Executives at leading Indian exchanges CoinDCX and CoinSwitch say the spike in USDT premiums is being driven by a demand-supply mismatch, amplified by limited local liquidity.
Tether (USDT), the world’s largest dollar-backed stablecoin, is trading well above its peg on Indian platforms. While some reports tied the surge to recent enforcement activity, exchanges say the pricing reflects basic market dynamics.
Over the weekend, USDT traded at a 7%–10% premium, at one point reaching around ₹102.88 compared to an official USD-INR rate near ₹94.65. Typically, the premium ranges between 3% and 4%, representing the extra rupees paid for dollar exposure via crypto instead of traditional banking channels.

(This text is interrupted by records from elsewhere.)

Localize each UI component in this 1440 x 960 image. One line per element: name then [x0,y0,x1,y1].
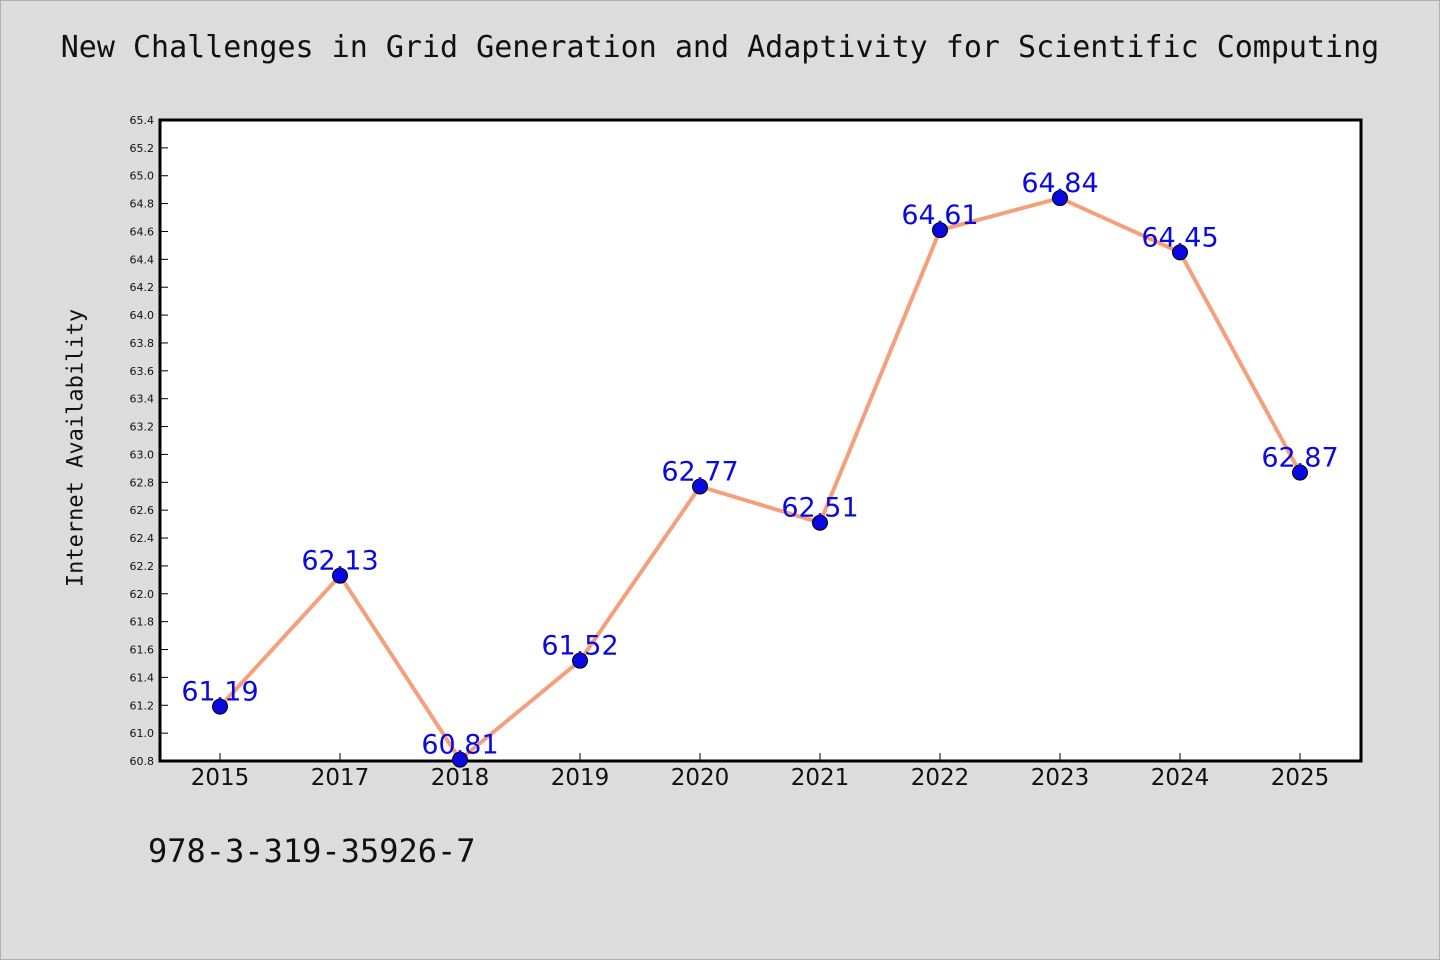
data-label: 61.52 [541,631,618,662]
data-point [1052,190,1068,207]
data-label: 60.81 [421,730,498,761]
y-tick-label: 65.0 [130,170,155,183]
y-tick-label: 63.6 [130,365,155,378]
data-label: 64.84 [1021,168,1098,199]
y-tick-label: 63.8 [130,337,155,350]
x-tick-label: 2015 [191,765,250,791]
y-tick-label: 62.0 [130,588,155,601]
data-point [572,652,588,669]
y-tick-label: 61.8 [130,616,155,629]
y-tick-label: 63.4 [130,393,155,406]
y-tick-label: 65.4 [130,114,155,127]
y-tick-label: 61.0 [130,727,155,740]
x-tick-label: 2021 [791,765,850,791]
x-tick-label: 2023 [1031,765,1090,791]
data-point [1292,464,1308,481]
data-label: 62.13 [301,546,378,577]
x-tick-label: 2017 [311,765,370,791]
y-tick-label: 61.2 [130,699,155,712]
data-point [692,478,708,495]
chart-title: New Challenges in Grid Generation and Ad… [60,30,1380,65]
data-point [332,567,348,584]
isbn-text: 978-3-319-35926-7 [148,832,476,870]
x-tick-label: 2024 [1151,765,1210,791]
y-tick-label: 63.2 [130,421,155,434]
data-point [932,222,948,239]
data-label: 62.87 [1261,443,1338,474]
data-label: 62.77 [661,456,738,487]
data-label: 64.61 [901,200,978,231]
y-tick-label: 62.8 [130,476,155,489]
x-tick-label: 2020 [671,765,730,791]
y-tick-label: 60.8 [130,755,155,768]
data-label: 62.51 [781,493,858,524]
series-line [218,196,1302,762]
y-tick-label: 62.2 [130,560,155,573]
data-point [812,514,828,531]
data-label: 64.45 [1141,222,1218,253]
y-tick-label: 64.2 [130,281,155,294]
data-point [1172,244,1188,261]
x-tick-label: 2018 [431,765,490,791]
x-tick-label: 2025 [1271,765,1330,791]
plot-area [158,118,1363,763]
data-label: 61.19 [181,677,258,708]
data-point [452,751,468,768]
y-tick-label: 64.0 [130,309,155,322]
y-tick-label: 63.0 [130,448,155,461]
y-tick-label: 61.6 [130,644,155,657]
y-tick-label: 65.2 [130,142,155,155]
y-tick-label: 61.4 [130,671,155,684]
x-tick-label: 2022 [911,765,970,791]
y-tick-label: 62.4 [130,532,155,545]
y-tick-label: 64.8 [130,198,155,211]
y-tick-label: 64.6 [130,225,155,238]
y-tick-label: 64.4 [130,253,155,266]
data-point [212,698,228,715]
x-tick-label: 2019 [551,765,610,791]
y-tick-label: 62.6 [130,504,155,517]
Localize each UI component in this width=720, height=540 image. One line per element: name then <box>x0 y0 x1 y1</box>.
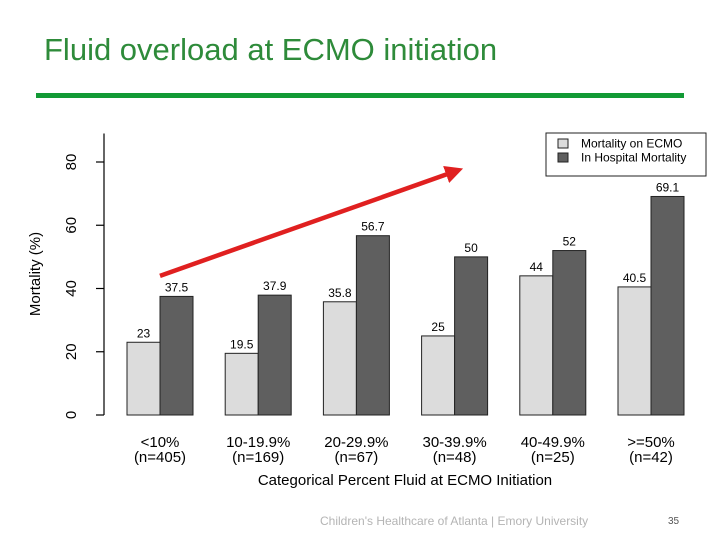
page-number: 35 <box>668 516 680 527</box>
bar-in-hospital-mortality <box>159 295 194 416</box>
legend-swatch-in-hospital-mortality <box>557 152 569 163</box>
x-axis-title: Categorical Percent Fluid at ECMO Initia… <box>258 472 552 489</box>
y-tick-label: 80 <box>63 154 80 171</box>
x-category-count: (n=169) <box>232 449 284 466</box>
legend-box <box>545 132 707 177</box>
legend-swatch-mortality-on-ecmo <box>557 138 569 149</box>
x-category-count: (n=405) <box>134 449 186 466</box>
y-axis-title: Mortality (%) <box>27 232 44 316</box>
bar-in-hospital-mortality <box>355 235 390 416</box>
legend-label-in-hospital-mortality: In Hospital Mortality <box>581 151 686 165</box>
x-category-count: (n=42) <box>629 449 673 466</box>
y-tick-label: 60 <box>63 217 80 234</box>
bar-value-label: 50 <box>464 241 478 255</box>
bar-in-hospital-mortality <box>257 294 292 416</box>
bar-value-label: 23 <box>137 326 151 340</box>
x-category-label: >=50% <box>627 434 675 451</box>
x-category-label: <10% <box>141 434 180 451</box>
slide-title: Fluid overload at ECMO initiation <box>44 32 498 67</box>
x-category-count: (n=25) <box>531 449 575 466</box>
bar-in-hospital-mortality <box>454 256 489 416</box>
bar-in-hospital-mortality <box>650 195 685 416</box>
bar-value-label: 35.8 <box>328 286 352 300</box>
y-tick-label: 0 <box>63 411 80 419</box>
bar-value-label: 44 <box>530 260 544 274</box>
y-tick-label: 40 <box>63 280 80 297</box>
bar-value-label: 25 <box>431 320 445 334</box>
legend-label-mortality-on-ecmo: Mortality on ECMO <box>581 137 682 151</box>
x-category-count: (n=67) <box>335 449 379 466</box>
x-category-label: 20-29.9% <box>324 434 388 451</box>
x-category-label: 10-19.9% <box>226 434 290 451</box>
bar-mortality-on-ecmo <box>322 301 357 416</box>
title-divider <box>36 93 684 98</box>
bar-value-label: 69.1 <box>656 180 680 194</box>
x-category-label: 40-49.9% <box>521 434 585 451</box>
bar-value-label: 19.5 <box>230 337 254 351</box>
bar-value-label: 56.7 <box>361 220 385 234</box>
bar-value-label: 40.5 <box>623 271 647 285</box>
x-category-label: 30-39.9% <box>422 434 486 451</box>
x-category-count: (n=48) <box>433 449 477 466</box>
bar-mortality-on-ecmo <box>224 352 259 416</box>
bar-mortality-on-ecmo <box>519 275 554 416</box>
bar-in-hospital-mortality <box>552 250 587 416</box>
bar-value-label: 52 <box>563 235 577 249</box>
trend-arrow <box>159 166 464 278</box>
bar-mortality-on-ecmo <box>617 286 652 416</box>
bar-mortality-on-ecmo <box>126 341 161 416</box>
bar-mortality-on-ecmo <box>421 335 456 416</box>
y-tick-label: 20 <box>63 343 80 360</box>
bar-value-label: 37.9 <box>263 279 287 293</box>
bar-value-label: 37.5 <box>165 280 189 294</box>
footer-text: Children's Healthcare of Atlanta | Emory… <box>320 514 589 528</box>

The move followed action by the Enforcement Directorate involving USDT-linked transactions, though exchanges emphasize tightening supply as the primary driver.
Minal Thukral of CoinDCX said local pricing is determined by order-book depth relative to global benchmarks. With India structurally a net crypto buyer, rupee demand often exceeds available sell-side liquidity. When liquidity near global price levels is thin, prices adjust upward until equilibrium is reached.
In simple terms, more buyers are chasing USDT than sellers are willing to provide at global rates, pushing prices higher.
Ashish Singhal, co-founder and CEO of CoinSwitch, said the premium is not platform-specific and is not set by exchanges. Instead, it reflects broader liquidity conditions and the availability of dollar-backed assets. He noted that similar premiums have appeared in other markets during periods of strong demand or constrained supply.
On CoinSwitch, USDT has traded at roughly a 9% premium in recent days, consistent with the broader trend across Indian exchanges.
Both exchanges attribute the premium to organic market forces—strong demand, limited supply, and thin liquidity—rather than any exchange-driven pricing.
While neither executive directly commented on the enforcement action’s impact, it may have tightened supply. Market makers could have reduced USDT inflows from overseas, contributing to the liquidity squeeze.
India’s regulatory environment—including a 30% tax on gains, no loss offsets, and a 1% tax deducted at source—has also made it harder for market makers to operate efficiently, contributing to recurring market dislocations.